Sustainment: The May 2026 MK 18 contract — $90.7 million to maintain operational readiness of the Navy's underwater unmanned vehicle fleet across global fleet commands — is the clearest primary-source evidence of Peraton's role in the autonomous systems lifecycle. MK 18 variants (Kingfish, Swordfish) are mine countermeasure UUVs with active fleet deployments. Sustainment contracts of this scale require cleared personnel, logistics infrastructure, and technical depth in platform-specific systems — barriers that limit competition to a narrow field.
Communications infrastructure: Peraton Labs participates in the private 5G/LTE ecosystem (listed by SNS Telecom & IT among ecosystem participants), positioning the firm in the enabling layer for edge autonomy. Private 5G/LTE is increasingly essential for low-latency teleoperation, V2X coordination, machine vision streaming, and distributed command-and-control of unmanned systems in contested environments. Peraton Labs also has exposure to AI assurance, adversarial robustness, and explainability research — areas with growing demand as DoD autonomous systems move toward verification and validation requirements.

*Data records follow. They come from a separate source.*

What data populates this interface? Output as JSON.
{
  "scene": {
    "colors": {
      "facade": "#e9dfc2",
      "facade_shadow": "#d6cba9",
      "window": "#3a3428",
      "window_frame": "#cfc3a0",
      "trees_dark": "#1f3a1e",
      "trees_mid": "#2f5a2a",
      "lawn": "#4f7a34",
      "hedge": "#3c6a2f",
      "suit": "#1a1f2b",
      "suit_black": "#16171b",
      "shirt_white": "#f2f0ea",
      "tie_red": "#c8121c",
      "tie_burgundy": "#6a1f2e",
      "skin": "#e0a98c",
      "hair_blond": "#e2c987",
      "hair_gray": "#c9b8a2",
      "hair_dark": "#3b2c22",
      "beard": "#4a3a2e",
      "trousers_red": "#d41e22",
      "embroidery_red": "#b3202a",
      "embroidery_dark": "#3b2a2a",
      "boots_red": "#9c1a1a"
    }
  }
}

| Capability Domain | Deployment Status | Evidence Confidence |
|---|---|---|
| UUV sustainment (MK 18) | Contracted, active | HIGH |
| Private 5G/LTE infrastructure | Ecosystem participant | MODERATE |
| AI assurance / adversarial robustness | R&D / pre-contract | LOW |
| Proprietary robotic platforms | None identified | HIGH |
Market Position
Peraton occupies a WATCH rating in the defense robotics coverage universe — relevant as an enabling-layer and sustainment participant, but not a frontline autonomous systems developer. Its moat is narrow: security clearances and classified program access create real barriers, and incumbent relationships on multi-year federal vehicles provide revenue stability, but neither constitutes differentiated IP in autonomy.

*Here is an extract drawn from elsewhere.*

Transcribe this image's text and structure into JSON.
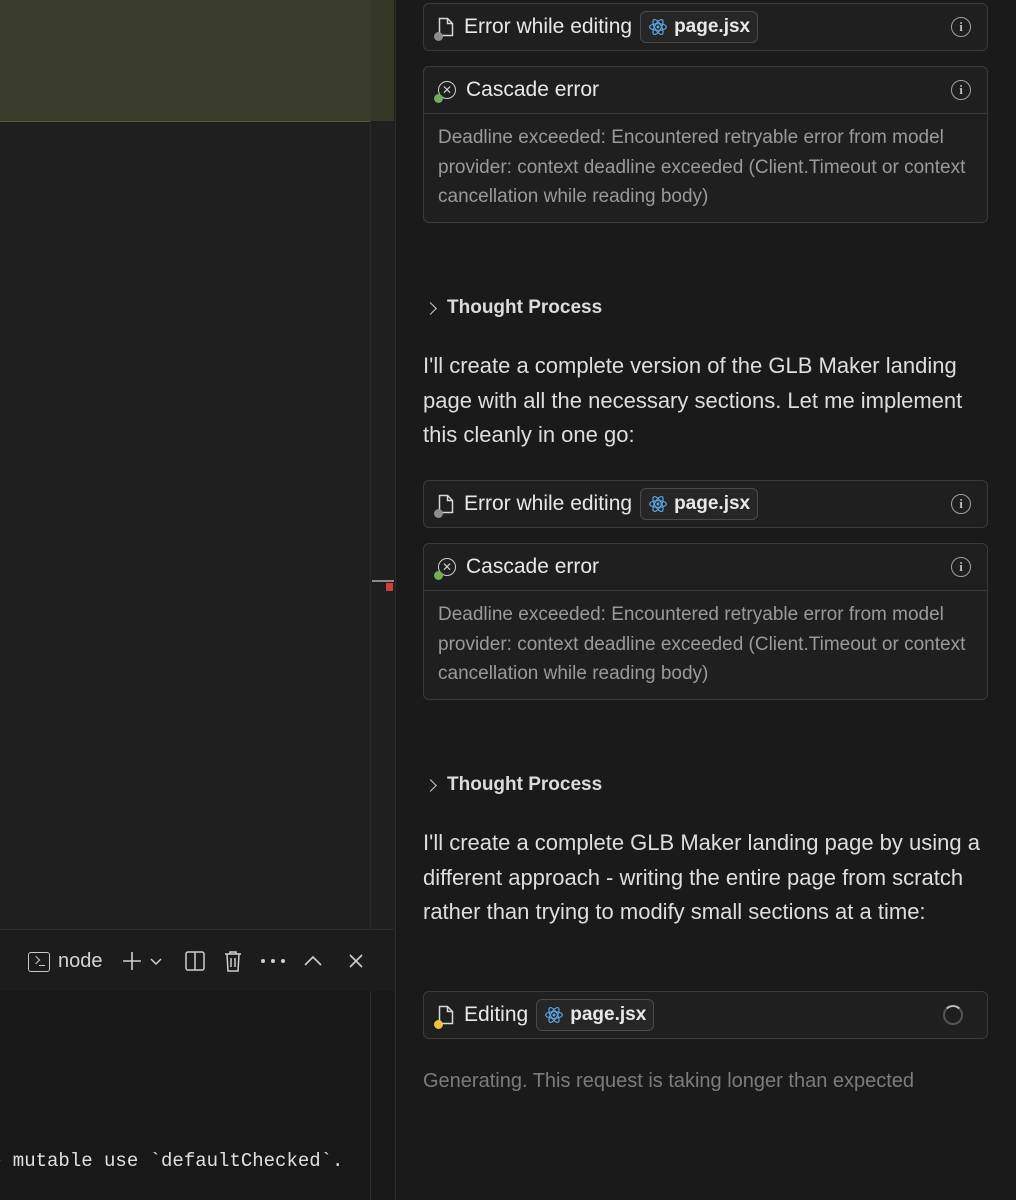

Competitive pressure is significant. In the 5G/autonomy-enablement stack, Peraton Labs competes against telecom OEMs, hyperscalers, and specialized autonomy firms with deeper technology stacks. In sustainment, competition is limited by clearance and logistics requirements, but margins in services work are structurally lower than in platform development.
Program-level volatility is a documented risk. Multiple WARN notices and layoffs tied to stop-work actions were reported in 2025–2026, consistent with project-based staffing dynamics in federal services. A 2024 OCI protest loss adds compliance risk to the picture for sensitive autonomy programs. MODERATE CONFIDENCE on both signals; sourced from secondary reporting without primary confirmation.
Outlook
Three catalysts could materially shift Peraton's robotics relevance upward: capture of additional UUV or UAS sustainment vehicles as the Navy and Army expand unmanned fleets; task order wins emphasizing AI assurance or red-teaming for autonomous defense systems; and expansion of private 5G/LTE solutions tightly coupled to DoD autonomous platform programs.

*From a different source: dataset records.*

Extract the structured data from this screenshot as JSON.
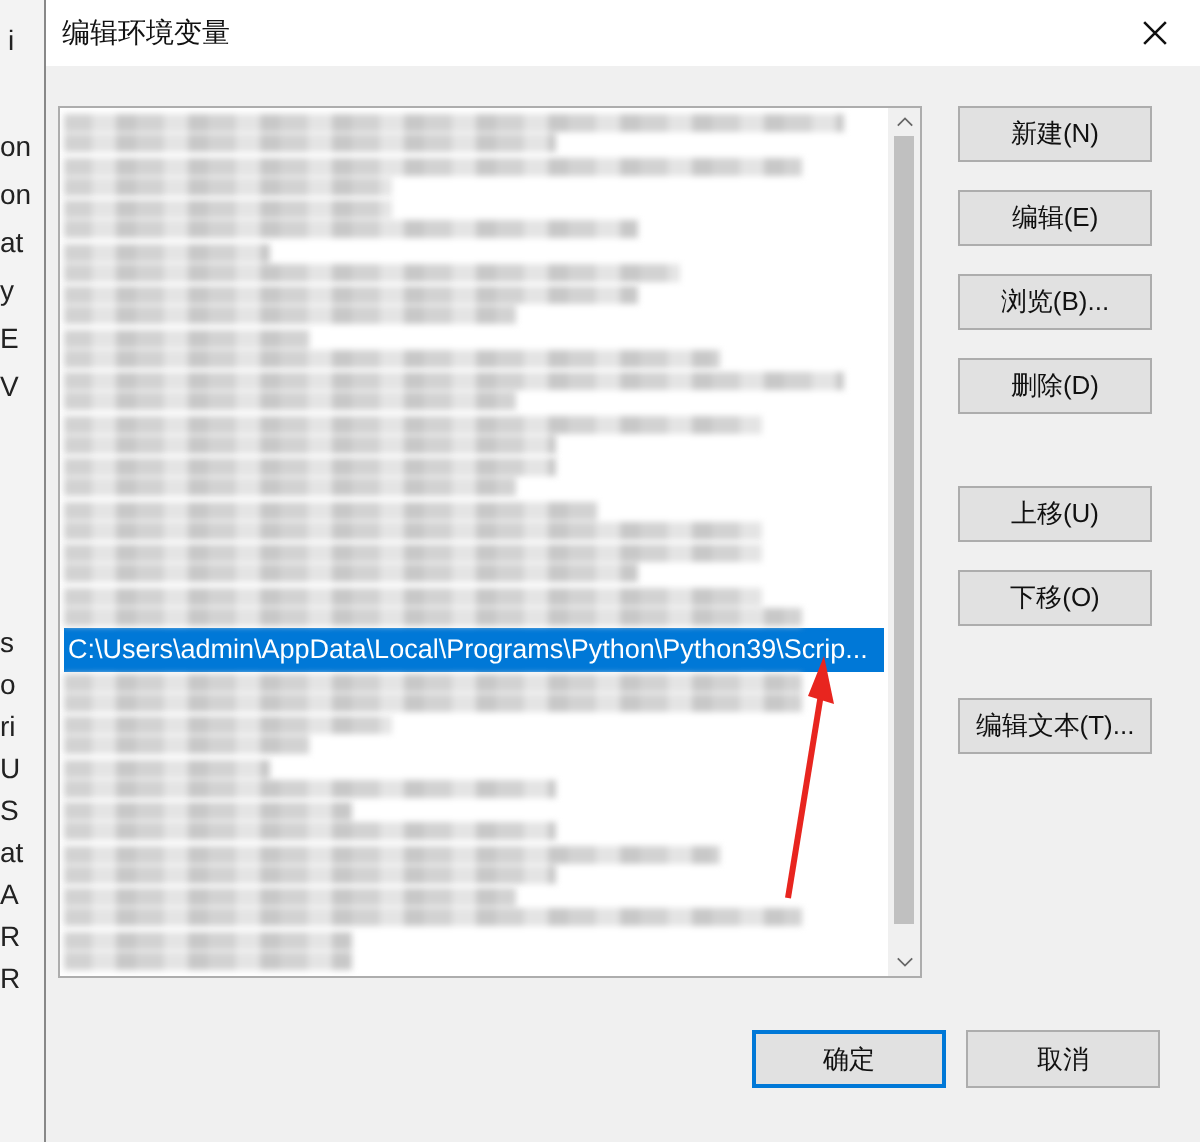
{
  "background_window": {
    "title": "i",
    "items": [
      "on",
      "on",
      "at",
      "y",
      "E",
      "V"
    ],
    "items_lower": [
      "s",
      "o",
      "ri",
      "U",
      "S",
      "at",
      "A",
      "R",
      "R"
    ]
  },
  "window": {
    "title": "编辑环境变量"
  },
  "list": {
    "items": [
      {
        "kind": "redacted",
        "selected": false
      },
      {
        "kind": "redacted",
        "selected": false
      },
      {
        "kind": "redacted",
        "selected": false
      },
      {
        "kind": "redacted",
        "selected": false
      },
      {
        "kind": "redacted",
        "selected": false
      },
      {
        "kind": "redacted",
        "selected": false
      },
      {
        "kind": "redacted",
        "selected": false
      },
      {
        "kind": "redacted",
        "selected": false
      },
      {
        "kind": "redacted",
        "selected": false
      },
      {
        "kind": "redacted",
        "selected": false
      },
      {
        "kind": "redacted",
        "selected": false
      },
      {
        "kind": "redacted",
        "selected": false
      },
      {
        "kind": "path",
        "text": "C:\\Users\\admin\\AppData\\Local\\Programs\\Python\\Python39\\Scrip...",
        "selected": true
      },
      {
        "kind": "redacted",
        "selected": false
      },
      {
        "kind": "redacted",
        "selected": false
      },
      {
        "kind": "redacted",
        "selected": false
      },
      {
        "kind": "redacted",
        "selected": false
      },
      {
        "kind": "redacted",
        "selected": false
      },
      {
        "kind": "redacted",
        "selected": false
      },
      {
        "kind": "redacted",
        "selected": false
      }
    ]
  },
  "side_button_groups": [
    [
      "新建(N)",
      "编辑(E)",
      "浏览(B)...",
      "删除(D)"
    ],
    [
      "上移(U)",
      "下移(O)"
    ],
    [
      "编辑文本(T)..."
    ]
  ],
  "footer_buttons": [
    {
      "label": "确定",
      "default": true
    },
    {
      "label": "取消",
      "default": false
    }
  ]
}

The structural tailwind is real. Defense spending emphasis on secure autonomy infrastructure, combined with the DoD's stated intent to scale unmanned systems across all domains, expands the addressable market for integrators with security credentials and sustainment depth. Peraton is positioned to grow within that envelope — provided program volatility and OCI constraints don't erode its competitive standing on recompetes.
For investors, Peraton offers indirect autonomy exposure through a private, opaque vehicle. For procurement officers, it is a credentialed sustainment and communications integrator with a verified UUV contract on the books and a plausible path to expanded autonomous systems work — but not a source of proprietary platform technology.